The thing of beauty that was all but written had to do with spring, of course. There's a wagonload of spring going on this afternoon at my place and boy was I going to give it to you good and strong and poetic - the waxy wonder of the magnolia, the buttery pendants on the kowhai, the photinia fraseri sprouting new foliage the colour of fresh lung tissue, the coxcomb temerity of the bottle brush, the spring air so sweet that you sip it, that same air cut by the startling fresh-peeled chime of the bellbird, and stirring in the limbs and the heart, yea even, I say unto you, in the leathery hearts of old men, the wordless knowledge that somehow, in defiance of all reason, imbued in the very soil of this life, there is a sense of simple hope that cannot be repressed, that is inherent in the act of being.
See? And there was plenty more where that came from, all of it very fine indeed, but you're not going to get it now - and indeed you'll probably never get it, you poor things, because a man can't go twice to the literary well with the same bucket - and you know who to blame. THE MAN WHO IS AN AIRLINE.
Did I mention the blackbird eggs? Well I can't now - see above - but I found a blackbird's nest yesterday and in it four eggs, each egg no larger than a middle fingernail and of a blue so blue it outblues blue, the blue of childhood summer skies distilled, but those eggs will have to wait now for the reason I've explained. An email.
Kia ora Joe, is how the email began, which is a reasonable start, if impertinent seeing as how I'd never met its author. But then, behold, the next eight words.
'As New Zealand's national airline, I'm very conscious….'
You can imagine my reaction. I read those words and I read them again and then I sat in that most attentive of directions, up. Never before had I been addressed by someone who claimed to be a national corporation. Ought I to feel honoured? Or worried? Was there a helpline I should ring? Postponing judgment I read on.
The author wanted to tell me what a tough time he had had of late as an airline. And just as one might expect from the author of that opening sentence he didn't shrink from hyperbolic business jargon: the year had been "incredibly (though he expected us to believe it) challenging…dealing with extraordinary operational challenges…and a series of extreme weather events" (though apparently none of the snow storms, gales and fog that the rest of us got).

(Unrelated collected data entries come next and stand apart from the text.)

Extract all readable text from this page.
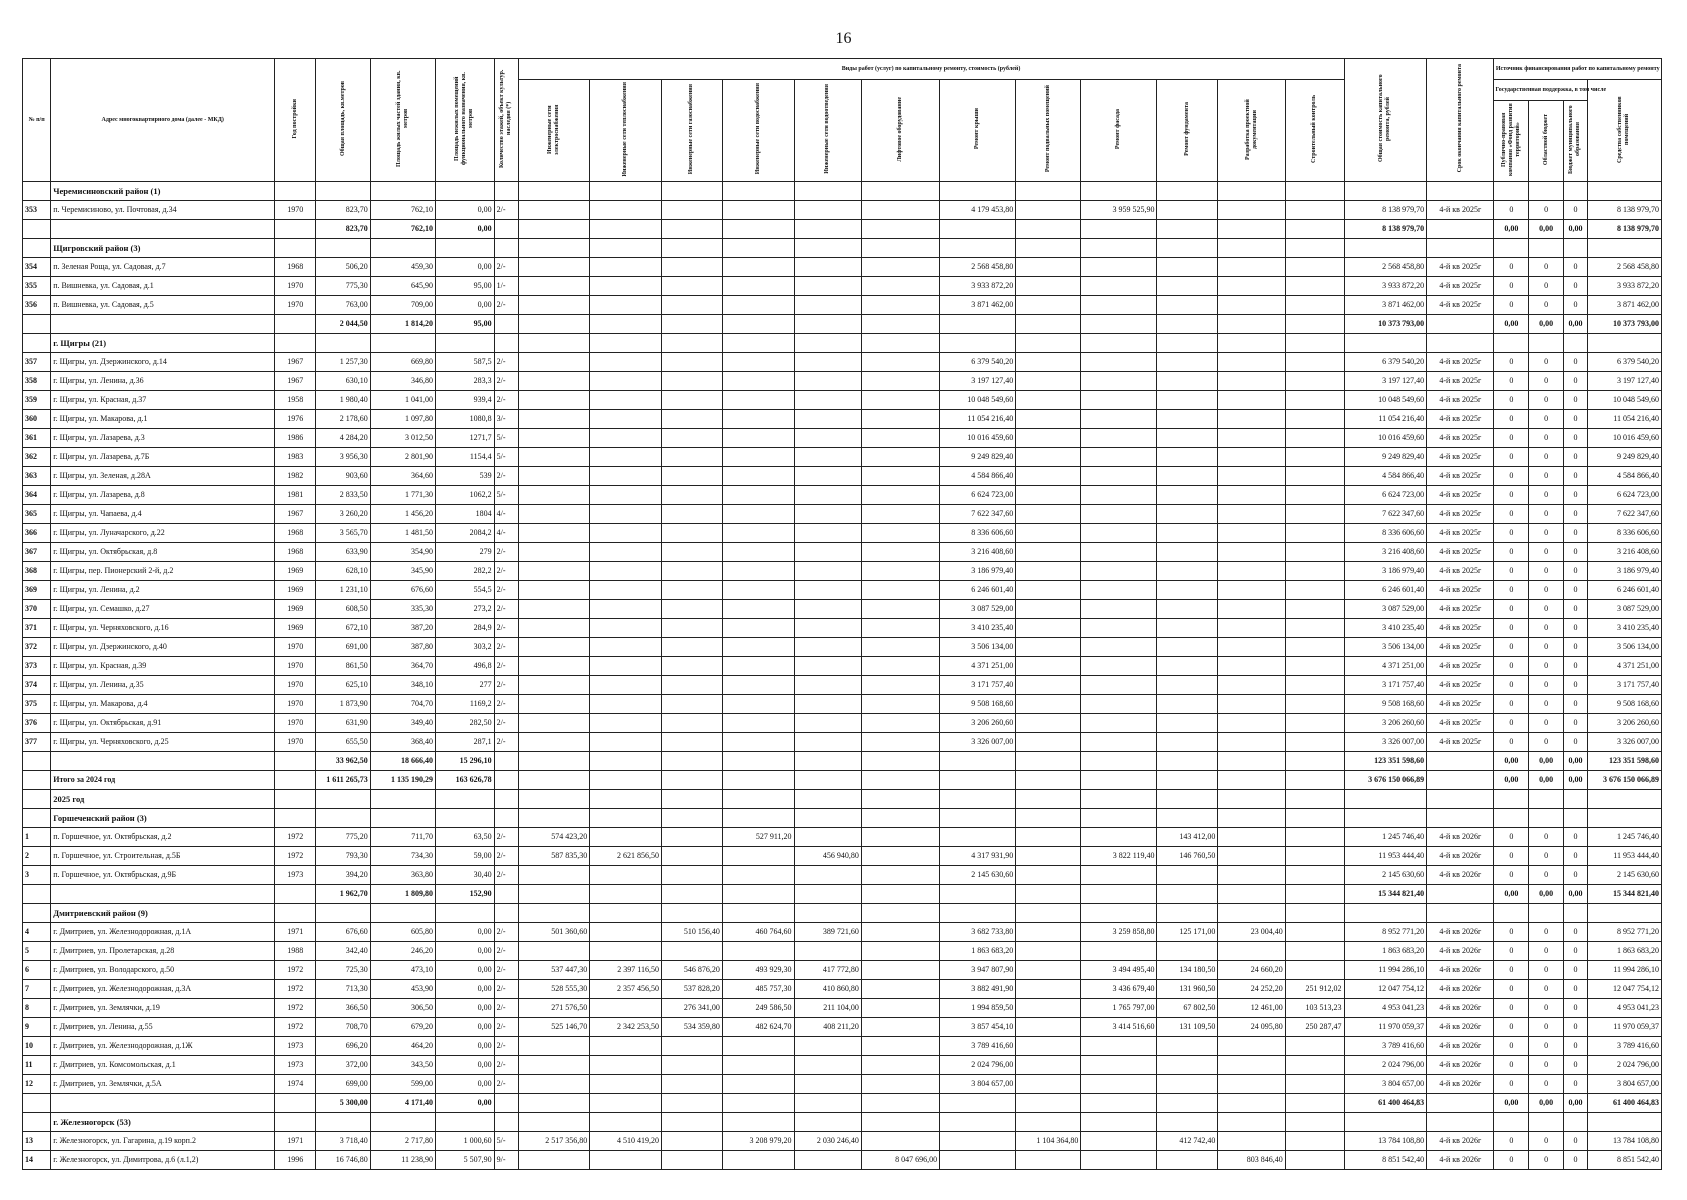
16
№ п/п	Адрес многоквартирного дома (далее - МКД)	Год постройки	Общая площадь, кв.метров	Площадь жилых частей здания, кв. метров	Площадь нежилых помещений функционального назначения, кв. метров	Количество этажей, объект культур. наследия (*)	Виды работ (услуг) по капитальному ремонту, стоимость (рублей)												Общая стоимость капитального ремонта, рублей	Срок окончания капитального ремонта	Источник финансирования работ по капитальному ремонту			
							Инженерные сети электроснабжения	Инженерные сети теплоснабжения	Инженерные сети газоснабжения	Инженерные сети водоснабжения	Инженерные сети водоотведения	Лифтовое оборудование	Ремонт крыши	Ремонт подвальных помещений	Ремонт фасада	Ремонт фундамента	Разработка проектной документации	Строительный контроль			Государственная поддержка, в том числе			Средства собственников помещений
																					Публично-правовая компания «Фонд развития территорий»	Областной бюджет	Бюджет муниципального образования	
	Черемисиновский район (1)																							
353	п. Черемисиново, ул. Почтовая, д.34	1970	823,70	762,10	0,00	2/-							4 179 453,80		3 959 525,90				8 138 979,70	4-й кв 2025г	0	0	0	8 138 979,70
			823,70	762,10	0,00														8 138 979,70		0,00	0,00	0,00	8 138 979,70
	Щигровский район (3)																							
354	п. Зеленая Роща, ул. Садовая, д.7	1968	506,20	459,30	0,00	2/-							2 568 458,80						2 568 458,80	4-й кв 2025г	0	0	0	2 568 458,80
355	п. Вишневка, ул. Садовая, д.1	1970	775,30	645,90	95,00	1/-							3 933 872,20						3 933 872,20	4-й кв 2025г	0	0	0	3 933 872,20
356	п. Вишневка, ул. Садовая, д.5	1970	763,00	709,00	0,00	2/-							3 871 462,00						3 871 462,00	4-й кв 2025г	0	0	0	3 871 462,00
			2 044,50	1 814,20	95,00														10 373 793,00		0,00	0,00	0,00	10 373 793,00
	г. Щигры (21)																							
357	г. Щигры, ул. Дзержинского, д.14	1967	1 257,30	669,80	587,5	2/-							6 379 540,20						6 379 540,20	4-й кв 2025г	0	0	0	6 379 540,20
358	г. Щигры, ул. Ленина, д.36	1967	630,10	346,80	283,3	2/-							3 197 127,40						3 197 127,40	4-й кв 2025г	0	0	0	3 197 127,40
359	г. Щигры, ул. Красная, д.37	1958	1 980,40	1 041,00	939,4	2/-							10 048 549,60						10 048 549,60	4-й кв 2025г	0	0	0	10 048 549,60
360	г. Щигры, ул. Макарова, д.1	1976	2 178,60	1 097,80	1080,8	3/-							11 054 216,40						11 054 216,40	4-й кв 2025г	0	0	0	11 054 216,40
361	г. Щигры, ул. Лазарева, д.3	1986	4 284,20	3 012,50	1271,7	5/-							10 016 459,60						10 016 459,60	4-й кв 2025г	0	0	0	10 016 459,60
362	г. Щигры, ул. Лазарева, д.7Б	1983	3 956,30	2 801,90	1154,4	5/-							9 249 829,40						9 249 829,40	4-й кв 2025г	0	0	0	9 249 829,40
363	г. Щигры, ул. Зеленая, д.28А	1982	903,60	364,60	539	2/-							4 584 866,40						4 584 866,40	4-й кв 2025г	0	0	0	4 584 866,40
364	г. Щигры, ул. Лазарева, д.8	1981	2 833,50	1 771,30	1062,2	5/-							6 624 723,00						6 624 723,00	4-й кв 2025г	0	0	0	6 624 723,00
365	г. Щигры, ул. Чапаева, д.4	1967	3 260,20	1 456,20	1804	4/-							7 622 347,60						7 622 347,60	4-й кв 2025г	0	0	0	7 622 347,60
366	г. Щигры, ул. Луначарского, д.22	1968	3 565,70	1 481,50	2084,2	4/-							8 336 606,60						8 336 606,60	4-й кв 2025г	0	0	0	8 336 606,60
367	г. Щигры, ул. Октябрьская, д.8	1968	633,90	354,90	279	2/-							3 216 408,60						3 216 408,60	4-й кв 2025г	0	0	0	3 216 408,60
368	г. Щигры, пер. Пионерский 2-й, д.2	1969	628,10	345,90	282,2	2/-							3 186 979,40						3 186 979,40	4-й кв 2025г	0	0	0	3 186 979,40
369	г. Щигры, ул. Ленина, д.2	1969	1 231,10	676,60	554,5	2/-							6 246 601,40						6 246 601,40	4-й кв 2025г	0	0	0	6 246 601,40
370	г. Щигры, ул. Семашко, д.27	1969	608,50	335,30	273,2	2/-							3 087 529,00						3 087 529,00	4-й кв 2025г	0	0	0	3 087 529,00
371	г. Щигры, ул. Черняховского, д.16	1969	672,10	387,20	284,9	2/-							3 410 235,40						3 410 235,40	4-й кв 2025г	0	0	0	3 410 235,40
372	г. Щигры, ул. Дзержинского, д.40	1970	691,00	387,80	303,2	2/-							3 506 134,00						3 506 134,00	4-й кв 2025г	0	0	0	3 506 134,00
373	г. Щигры, ул. Красная, д.39	1970	861,50	364,70	496,8	2/-							4 371 251,00						4 371 251,00	4-й кв 2025г	0	0	0	4 371 251,00
374	г. Щигры, ул. Ленина, д.35	1970	625,10	348,10	277	2/-							3 171 757,40						3 171 757,40	4-й кв 2025г	0	0	0	3 171 757,40
375	г. Щигры, ул. Макарова, д.4	1970	1 873,90	704,70	1169,2	2/-							9 508 168,60						9 508 168,60	4-й кв 2025г	0	0	0	9 508 168,60
376	г. Щигры, ул. Октябрьская, д.91	1970	631,90	349,40	282,50	2/-							3 206 260,60						3 206 260,60	4-й кв 2025г	0	0	0	3 206 260,60
377	г. Щигры, ул. Черняховского, д.25	1970	655,50	368,40	287,1	2/-							3 326 007,00						3 326 007,00	4-й кв 2025г	0	0	0	3 326 007,00
			33 962,50	18 666,40	15 296,10														123 351 598,60		0,00	0,00	0,00	123 351 598,60
	Итого за 2024 год		1 611 265,73	1 135 190,29	163 626,78														3 676 150 066,89		0,00	0,00	0,00	3 676 150 066,89
	2025 год																							
	Горшеченский район (3)																							
1	п. Горшечное, ул. Октябрьская, д.2	1972	775,20	711,70	63,50	2/-	574 423,20			527 911,20						143 412,00			1 245 746,40	4-й кв 2026г	0	0	0	1 245 746,40
2	п. Горшечное, ул. Строительная, д.5Б	1972	793,30	734,30	59,00	2/-	587 835,30	2 621 856,50			456 940,80		4 317 931,90		3 822 119,40	146 760,50			11 953 444,40	4-й кв 2026г	0	0	0	11 953 444,40
3	п. Горшечное, ул. Октябрьская, д.9Б	1973	394,20	363,80	30,40	2/-							2 145 630,60						2 145 630,60	4-й кв 2026г	0	0	0	2 145 630,60
			1 962,70	1 809,80	152,90														15 344 821,40		0,00	0,00	0,00	15 344 821,40
	Дмитриевский район (9)																							
4	г. Дмитриев, ул. Железнодорожная, д.1А	1971	676,60	605,80	0,00	2/-	501 360,60		510 156,40	460 764,60	389 721,60		3 682 733,80		3 259 858,80	125 171,00	23 004,40		8 952 771,20	4-й кв 2026г	0	0	0	8 952 771,20
5	г. Дмитриев, ул. Пролетарская, д.28	1988	342,40	246,20	0,00	2/-							1 863 683,20						1 863 683,20	4-й кв 2026г	0	0	0	1 863 683,20
6	г. Дмитриев, ул. Володарского, д.50	1972	725,30	473,10	0,00	2/-	537 447,30	2 397 116,50	546 876,20	493 929,30	417 772,80		3 947 807,90		3 494 495,40	134 180,50	24 660,20		11 994 286,10	4-й кв 2026г	0	0	0	11 994 286,10
7	г. Дмитриев, ул. Железнодорожная, д.3А	1972	713,30	453,90	0,00	2/-	528 555,30	2 357 456,50	537 828,20	485 757,30	410 860,80		3 882 491,90		3 436 679,40	131 960,50	24 252,20	251 912,02	12 047 754,12	4-й кв 2026г	0	0	0	12 047 754,12
8	г. Дмитриев, ул. Землячки, д.19	1972	366,50	306,50	0,00	2/-	271 576,50		276 341,00	249 586,50	211 104,00		1 994 859,50		1 765 797,00	67 802,50	12 461,00	103 513,23	4 953 041,23	4-й кв 2026г	0	0	0	4 953 041,23
9	г. Дмитриев, ул. Ленина, д.55	1972	708,70	679,20	0,00	2/-	525 146,70	2 342 253,50	534 359,80	482 624,70	408 211,20		3 857 454,10		3 414 516,60	131 109,50	24 095,80	250 287,47	11 970 059,37	4-й кв 2026г	0	0	0	11 970 059,37
10	г. Дмитриев, ул. Железнодорожная, д.1Ж	1973	696,20	464,20	0,00	2/-							3 789 416,60						3 789 416,60	4-й кв 2026г	0	0	0	3 789 416,60
11	г. Дмитриев, ул. Комсомольская, д.1	1973	372,00	343,50	0,00	2/-							2 024 796,00						2 024 796,00	4-й кв 2026г	0	0	0	2 024 796,00
12	г. Дмитриев, ул. Землячки, д.5А	1974	699,00	599,00	0,00	2/-							3 804 657,00						3 804 657,00	4-й кв 2026г	0	0	0	3 804 657,00
			5 300,00	4 171,40	0,00														61 400 464,83		0,00	0,00	0,00	61 400 464,83
	г. Железногорск (53)																							
13	г. Железногорск, ул. Гагарина, д.19 корп.2	1971	3 718,40	2 717,80	1 000,60	5/-	2 517 356,80	4 510 419,20		3 208 979,20	2 030 246,40			1 104 364,80		412 742,40			13 784 108,80	4-й кв 2026г	0	0	0	13 784 108,80
14	г. Железногорск, ул. Димитрова, д.6 (л.1,2)	1996	16 746,80	11 238,90	5 507,90	9/-						8 047 696,00					803 846,40		8 851 542,40	4-й кв 2026г	0	0	0	8 851 542,40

But the biggest problem (sorry, the most extraordinary operational challenge) stemmed from fitting their aircraft with sentient engines. These engines (Rolls Royce Trent 1000s) have been, and I quote, "experiencing durability issues".
How exactly the engines did this experiencing is not explained but they have in consequence "placed significant pressure" (as opposed to that insignificant pressure with which we are all familiar) on the airline's "whole interconnected network" (as opposed to those partial and unconnected networks with which we are also all familiar).
But THE MAN WHO IS AN AIRLINE refuses to be downhearted. He occupies, he says, "a special place in the hearts of Kiwis", that special place where we embrace illiterate corporate executives. And going in which direction do you imagine he is committed to keeping us informed? Forward, of course.
Oh, I forgot the kereru, the wood pigeons, who've arrived around these parts with the spring, wings smacking, air whirring, the great plump smug birds launching and diving and climbing and stalling for no good reason but the joy that's in it, the sheer pulse of energy that we call spring. Now that's the stuff of a column. That's flying. But too late now. Sorry.